I know now, that yes, this man's mother was here out of a basic need, but he accompanied her for something else. You see I have been, let's say, struggling with the whole idea of God, religion, other religions, and other beliefs for the last two years. I really don't like to use the word struggling because it's been more of a pilgrimage, a journey, my journey, than anything. You see, I set out on this pilgrimage because I had NO peace. I was going to church everytime the doors opened, playing by the rules, and still NO peace. I quit religion, not God, but religion ~ and I went within. That is what the bible calls the Temple of the Holy Spirit. It says, "Do you not know that you are the Temple of the Holy Spirit?" So basically, I quit church and started attending the Temple. Isn't that what we are suppose to do anyway, Attend to the Temple. In other words, take care of you! Go within, clean out your own closet of skeletons, deposit good positive things in, and mind your own business. Cause I guarantee, you got some business to mind to.

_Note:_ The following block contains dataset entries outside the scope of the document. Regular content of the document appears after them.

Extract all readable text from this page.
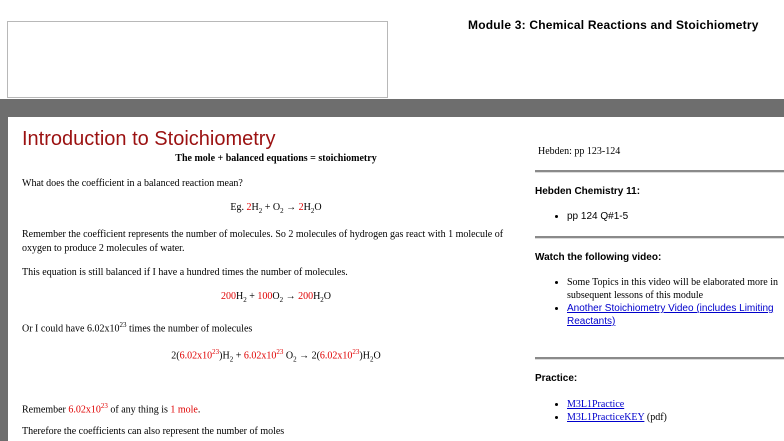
Module 3: Chemical Reactions and Stoichiometry
Introduction to Stoichiometry
The mole + balanced equations = stoichiometry
What does the coefficient in a balanced reaction mean?
Eg. $2H_2 + O_2 \to 2H_2O$
Remember the coefficient represents the number of molecules. So 2 molecules of hydrogen gas react with 1 molecule of oxygen to produce 2 molecules of water.
This equation is still balanced if I have a hundred times the number of molecules.
$200H_2 + 100O_2 \to 200H_2O$
Or I could have $6.02x10^{23}$ times the number of molecules
$2(6.02x10^{23})H_2 + 6.02x10^{23}$ $O_2 \to 2(6.02x10^{23})H_2O$
Remember $6.02x10^{23}$ of any thing is 1 mole.
Therefore the coefficients can also represent the number of moles
Hebden: pp 123-124
Hebden Chemistry 11:
• pp 124 Q#1-5
Watch the following video:
• Some Topics in this video will be elaborated more in subsequent lessons of this module
• Another Stoichiometry Video (includes Limiting Reactants)
Practice:
• M3L1Practice
• M3L1PracticeKEY (pdf)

So what happened to me in the presence of this enlightened one, this buddha, which by the way, means "enlightened one"? I got what I had been searching out for the last two years ~ a connection between God and what we like to label the New Age movement. You see, there has been this great chasm between the two, but I knew that there would be a connection somewhere, someday. God is the God of all things. He sends down his rain on the just and the unjust. His words ~ not mine. So, this was God's messenger. It really is whatever I choose it to be. I choose to believe that this was a messenger from God letting me know, yes Aleece, I am real, the angels are there and here, and you have nothing to be afraid of. I really needed that! I had started to get quite jaded with the people that claim they represent God. I started not liking God. I thought if he's anything like you than I pretty much don't want a relationship with this guy. But yesterday, I saw God. I saw God in the eyes of someone that had recently gotten very close to him. I felt peace and love in the presence of this messenger.

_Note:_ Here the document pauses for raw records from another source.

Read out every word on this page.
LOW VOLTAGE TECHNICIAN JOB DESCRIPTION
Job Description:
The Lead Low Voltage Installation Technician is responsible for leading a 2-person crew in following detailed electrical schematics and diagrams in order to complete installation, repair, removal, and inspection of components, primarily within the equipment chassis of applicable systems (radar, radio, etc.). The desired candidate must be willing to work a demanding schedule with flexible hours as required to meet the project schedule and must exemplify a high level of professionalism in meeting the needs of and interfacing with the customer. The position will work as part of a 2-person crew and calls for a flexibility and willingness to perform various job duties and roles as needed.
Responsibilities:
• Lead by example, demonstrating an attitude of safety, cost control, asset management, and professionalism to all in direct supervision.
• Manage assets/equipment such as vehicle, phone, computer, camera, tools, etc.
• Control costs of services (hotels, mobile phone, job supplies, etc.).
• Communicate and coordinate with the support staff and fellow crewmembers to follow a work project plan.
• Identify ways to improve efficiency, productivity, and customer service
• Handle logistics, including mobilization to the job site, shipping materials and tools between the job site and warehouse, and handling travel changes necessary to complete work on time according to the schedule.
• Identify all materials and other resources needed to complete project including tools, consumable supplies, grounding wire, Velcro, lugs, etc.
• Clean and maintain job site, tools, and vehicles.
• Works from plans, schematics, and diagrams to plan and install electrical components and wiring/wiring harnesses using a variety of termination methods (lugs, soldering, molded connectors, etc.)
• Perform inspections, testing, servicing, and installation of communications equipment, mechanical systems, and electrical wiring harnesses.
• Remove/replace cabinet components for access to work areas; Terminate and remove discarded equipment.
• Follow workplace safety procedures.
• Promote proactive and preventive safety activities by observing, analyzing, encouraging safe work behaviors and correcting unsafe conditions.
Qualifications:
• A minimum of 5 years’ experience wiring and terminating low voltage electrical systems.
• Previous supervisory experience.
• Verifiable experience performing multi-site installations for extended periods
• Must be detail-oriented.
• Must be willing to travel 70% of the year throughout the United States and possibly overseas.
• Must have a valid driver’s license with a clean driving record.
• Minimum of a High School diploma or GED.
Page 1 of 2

I finished helping his mother memorialize his father. He went outside to smoke a cigarette, probably thinking, what the hell I've already died once. He came back in for a brief moment to walk his mother out the door, and I watched them drive away thinking to myself, does he even know, that his dying......saved my life.

1 comment:

  1. Aleece,
    Thank you for taking time to write such a beautiful and heartfelt story. As you know, life has taken many twists and turns. Like you, I have chosen a path much different from the traditional means. I'm so happy I waited to read this until today as it's relevance to a recent experience proves that there are no coincidences.

    Amazingly, the quote on my wisdom calendar for today, October 21st, is by Kahlil Gibran....

    "Your daily life is your temple and your religion. Whenever you enter into it take with you your all."